Neue Mächte - neue Krisen - neue Antworten?

Die Münchner Sicherheitskonferenz 2011

Unmittelbar nach Ende der 47. Münchner Sicherheitskonferenz wollen wir mit Teilnehmenden der Konferenz über neue sicherheitspolitische Diskurse, über veränderte Perspektiven und neue sicherheitspolitische Chancen und Allianzen diskutieren.
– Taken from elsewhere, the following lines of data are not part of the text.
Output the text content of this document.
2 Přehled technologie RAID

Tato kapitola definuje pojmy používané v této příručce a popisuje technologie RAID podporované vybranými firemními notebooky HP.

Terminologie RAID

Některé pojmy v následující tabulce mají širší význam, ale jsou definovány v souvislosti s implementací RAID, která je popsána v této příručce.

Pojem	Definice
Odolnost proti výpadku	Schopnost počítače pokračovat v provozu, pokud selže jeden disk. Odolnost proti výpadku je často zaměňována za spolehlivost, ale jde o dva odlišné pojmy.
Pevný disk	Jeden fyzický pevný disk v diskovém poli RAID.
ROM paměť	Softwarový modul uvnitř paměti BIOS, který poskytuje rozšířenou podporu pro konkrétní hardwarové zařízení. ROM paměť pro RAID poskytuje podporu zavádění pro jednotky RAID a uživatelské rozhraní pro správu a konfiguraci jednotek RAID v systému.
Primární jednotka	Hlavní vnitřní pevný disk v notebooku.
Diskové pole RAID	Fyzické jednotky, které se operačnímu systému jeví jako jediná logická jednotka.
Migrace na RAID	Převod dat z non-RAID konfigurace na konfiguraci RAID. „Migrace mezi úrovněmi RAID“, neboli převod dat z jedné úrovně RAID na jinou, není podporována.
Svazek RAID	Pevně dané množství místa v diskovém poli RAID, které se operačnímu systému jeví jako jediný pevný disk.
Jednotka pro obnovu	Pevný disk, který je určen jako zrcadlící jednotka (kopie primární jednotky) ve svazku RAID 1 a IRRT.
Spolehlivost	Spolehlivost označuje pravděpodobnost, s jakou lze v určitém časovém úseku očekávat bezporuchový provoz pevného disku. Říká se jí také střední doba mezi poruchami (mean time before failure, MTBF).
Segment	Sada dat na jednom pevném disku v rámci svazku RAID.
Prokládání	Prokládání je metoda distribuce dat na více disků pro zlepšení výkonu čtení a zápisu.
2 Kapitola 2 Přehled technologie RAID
Wie in den Vorjahren soll damit etwas mehr Transparenz gegenüber der kritischen Öffentlichkeit geschaffen werden.

  • Was waren die herausragenden Themenblöcke und Ergebnisse der diesjährigen Sicherheitskonferenz?
  • Wie spiegelte sich der "Aufstieg der neuen Mächte" in der Einladungsliste?
  • Gibt es Chancen einer "post-nuklearen" transatlantischen Sicherheitsordnung?
  • Gab es Antworten zum neuen Sicherheitsbegriff, zur "Sicherheit im 21. Jahrhundert" und zu "Cyber-Kriegen"?
  • Was gibt es Neues zum Iran?
  • Wie diskutierte man die jüngsten Entwicklungen im arabischen Raum unter sicherheitspolitischen Aspekten?
  • Wie beurteilte man den Strategiewechsel in Afghanistan und die Zukunft von Land und Region zehn Jahre nach dem 11. September?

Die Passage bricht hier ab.